Assurance is unattainable without obedience.
John Flavel
Seventhly, The Christian’s imitation of Christ, under penalty of losing his claim to Christ, necessarily implies sanctification and obedience to be the evidences of our justification and interest in Christ: Assurance is unattainable without obedience; we can never be comfortable Christians except we be strict and regular Christians.

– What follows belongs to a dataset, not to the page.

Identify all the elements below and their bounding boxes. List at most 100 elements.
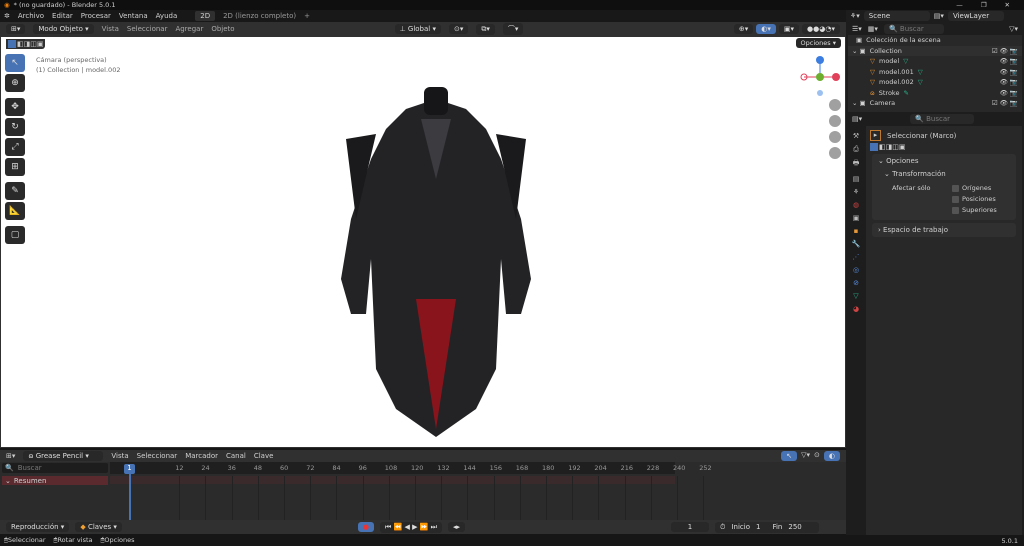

Gal. 6:16. “As many as walk according to this rule, peace be unto them, and mercy; and upon the Israel of God.” A loose and careless conversation can never be productive of true peace and consolation, 2 Cor. 1:12. “This is our rejoicing, the testimony of our conscience, that in simplicity and godly sincerity, not with fleshly wisdom, but by the grace of God, we have had our conversation in the world.” Let men talk what they will of the immediate sealings and comforts of the Spirit, without any regard to holiness, or respect to obedience; sure I am, whatever delusion they meet with in that way, true peace, and consolation is only to be expected and found here: “The fruit of righteousness shall be peace, and the effect of righteousness quietness, and assurance for ever.” We have it not for our holiness, but we always have it in the way of holiness. And so much of the first particular, namely, what the imitation of Christ implies and comprizes in it.
Flavel, J. (1820). The Whole Works of the Reverend John Flavel (Vol. 2, p. 401). London; Edinburgh; Dublin: W. Baynes and Son; Waugh and Innes; M. Keene.